Los ministros aprobaron el proyecto de declaratoria general de inconstitucionalidad 1/2025 relativo a una norma del código Penal de Sinaloa.
Según esta norma, “no será necesario el consentimiento de la mujer o persona gestante, en los casos en que estas personas se encuentren imposibilitadas para otorgarlo por sí mismas”.
De acuerdo con el criterio de los ministros, la norma permitía interrumpir el embarazo sin el consentimiento de la mujer o persona gestante, dejando esa decisión en manos de un tercero.
En octubre de 2023 la entonces Primera Sala declaró inconstitucional esa porción normativa porque “transmitía un mensaje discriminatorio y reproducía estereotipos sobre las personas con discapacidad. Sustituía indebidamente la voluntad de la mujer o la persona gestante. Y era incompatible con la autonomía, la igualdad y la capacidad jurídica”.

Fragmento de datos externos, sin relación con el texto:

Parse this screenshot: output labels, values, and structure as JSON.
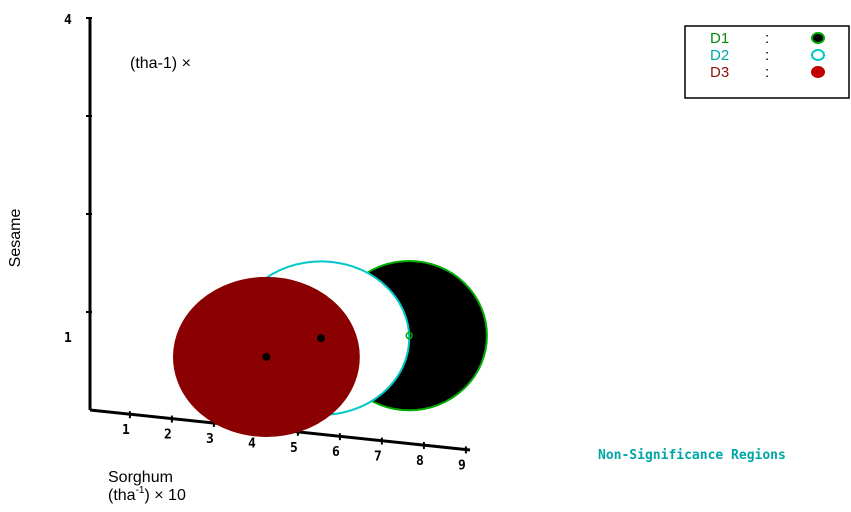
{
  "chart_data": {
    "type": "scatter",
    "subtype": "confidence-regions",
    "title": "Non-Significance Regions",
    "xlabel": "Sorghum",
    "xlabel_unit": [
      "(tha",
      "-1",
      ") × 10"
    ],
    "ylabel": "Sesame",
    "ylabel_unit": "(tha-1) ×",
    "x_ticks": [
      "1",
      "2",
      "3",
      "4",
      "5",
      "6",
      "7",
      "8",
      "9"
    ],
    "y_ticks": [
      "1",
      "4"
    ],
    "xlim": [
      0,
      9
    ],
    "ylim": [
      0,
      4
    ],
    "grid": false,
    "legend_position": "top-right",
    "series": [
      {
        "name": "D1",
        "separator": ":",
        "color": "#0a8a0a",
        "fill": "#000000",
        "outline": "#00aa00",
        "marker": "filled",
        "center": {
          "x": 7.6,
          "y": 1.1
        },
        "rx": 1.85,
        "ry": 0.68
      },
      {
        "name": "D2",
        "separator": ":",
        "color": "#00a6a6",
        "fill": "#ffffff",
        "outline": "#00c8c8",
        "marker": "open",
        "center": {
          "x": 5.5,
          "y": 0.98
        },
        "rx": 2.1,
        "ry": 0.7
      },
      {
        "name": "D3",
        "separator": ":",
        "color": "#8b1010",
        "fill": "#8b0000",
        "outline": "#8b0000",
        "marker": "filled",
        "center": {
          "x": 4.2,
          "y": 0.73
        },
        "rx": 2.2,
        "ry": 0.72
      }
    ]
  }
}
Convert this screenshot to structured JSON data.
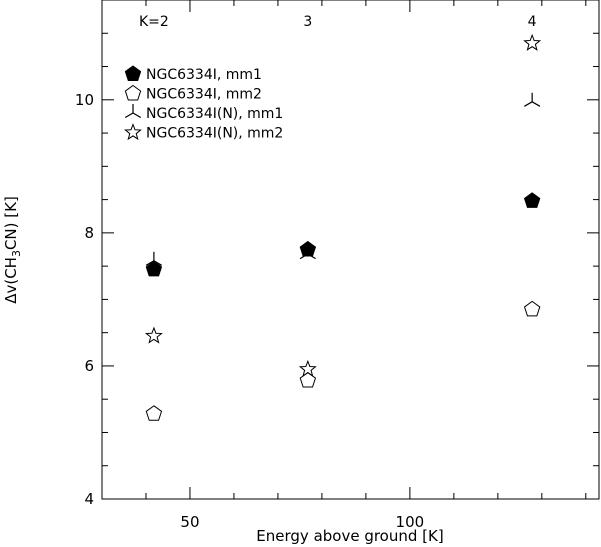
{
  "chart_data": {
    "type": "scatter",
    "title": "",
    "xlabel": "Energy above ground [K]",
    "ylabel_parts": {
      "pre": "Δv(CH",
      "sub": "3",
      "post": "CN) [K]"
    },
    "xlim": [
      30,
      143
    ],
    "ylim": [
      4,
      11.5
    ],
    "x_ticks": [
      50,
      100
    ],
    "y_ticks": [
      4,
      6,
      8,
      10
    ],
    "x_tick_labels": [
      "50",
      "100"
    ],
    "y_tick_labels": [
      "4",
      "6",
      "8",
      "10"
    ],
    "top_annotations": [
      {
        "x": 41.8,
        "text": "K=2"
      },
      {
        "x": 76.8,
        "text": "3"
      },
      {
        "x": 127.8,
        "text": "4"
      }
    ],
    "grid": false,
    "legend_position": "top-left",
    "series": [
      {
        "name": "NGC6334I, mm1",
        "marker": "filled-pentagon",
        "x": [
          41.8,
          76.8,
          127.8
        ],
        "y": [
          7.45,
          7.75,
          8.48
        ]
      },
      {
        "name": "NGC6334I, mm2",
        "marker": "open-pentagon",
        "x": [
          41.8,
          76.8,
          127.8
        ],
        "y": [
          5.28,
          5.78,
          6.85
        ]
      },
      {
        "name": "NGC6334I(N), mm1",
        "marker": "asterisk",
        "x": [
          41.8,
          76.8,
          127.8
        ],
        "y": [
          7.58,
          7.68,
          9.97
        ]
      },
      {
        "name": "NGC6334I(N), mm2",
        "marker": "open-star",
        "x": [
          41.8,
          76.8,
          127.8
        ],
        "y": [
          6.45,
          5.95,
          10.85
        ]
      }
    ]
  }
}
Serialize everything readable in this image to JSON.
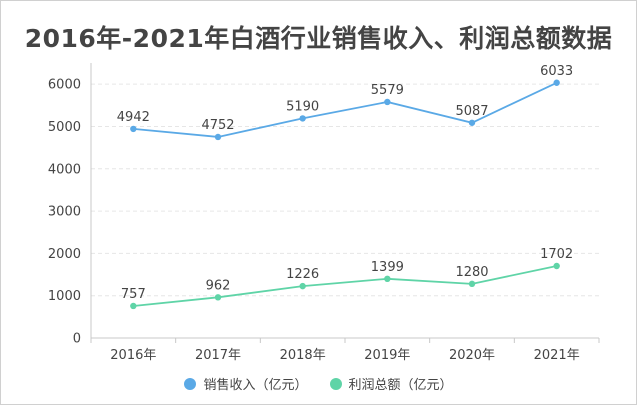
{
  "chart_data": {
    "type": "line",
    "title": "2016年-2021年白酒行业销售收入、利润总额数据",
    "categories": [
      "2016年",
      "2017年",
      "2018年",
      "2019年",
      "2020年",
      "2021年"
    ],
    "yticks": [
      "0",
      "1000",
      "2000",
      "3000",
      "4000",
      "5000",
      "6000"
    ],
    "ylim": [
      0,
      6500
    ],
    "grid": true,
    "legend_position": "bottom",
    "series": [
      {
        "name": "销售收入（亿元）",
        "color": "#5aa9e6",
        "values": [
          4942,
          4752,
          5190,
          5579,
          5087,
          6033
        ],
        "labels": [
          "4942",
          "4752",
          "5190",
          "5579",
          "5087",
          "6033"
        ]
      },
      {
        "name": "利润总额（亿元）",
        "color": "#5fd4a7",
        "values": [
          757,
          962,
          1226,
          1399,
          1280,
          1702
        ],
        "labels": [
          "757",
          "962",
          "1226",
          "1399",
          "1280",
          "1702"
        ]
      }
    ]
  }
}
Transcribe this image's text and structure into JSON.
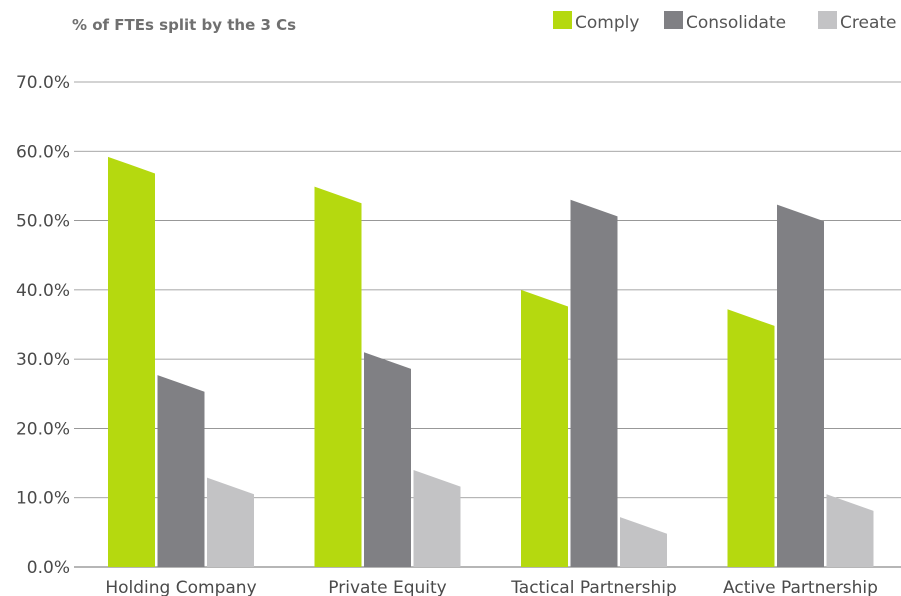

Tras la determinación se notificó al Congreso de Sinaloa para que corrigiera la norma. Pasaron los 90 días hábiles que marca la Constitución, pero no hubo cambios.
Se acuerdo con la ministra Loretta Ortiz, el Pleno analizó que “permitir la interrupción del embarazo sin consentimiento, bajo la idea de que la persona esta ‘imposibilitada’, transmite un mensaje discriminatorio y desconoce el modelo social de la discapacidad, que exige respetar la voluntad y preferencias de las personas, brindando apoyos, no sustituciones, para el ejercicio de sus derechos”.
La normativa local se declaró inconstitucional y se determinó que ninguna decisión sobre la interrupción del embarazo puede tomarse sin el consentimiento de la mujer o persona gestante.
En ese sentido, dijo, el Estado no debe ser reemplazar las decisiones de las personas con discapacidad, sino brindar apoyos para que puedan ejercer sus derechos en igualdad de condiciones“.
Es importante recordar que las declaratorias generales permiten que una norma previamente declarada inconstitucional deje de aplicarse a todas las personas, evitando que cada caso tenga que resolverse mediante nuevos amparos.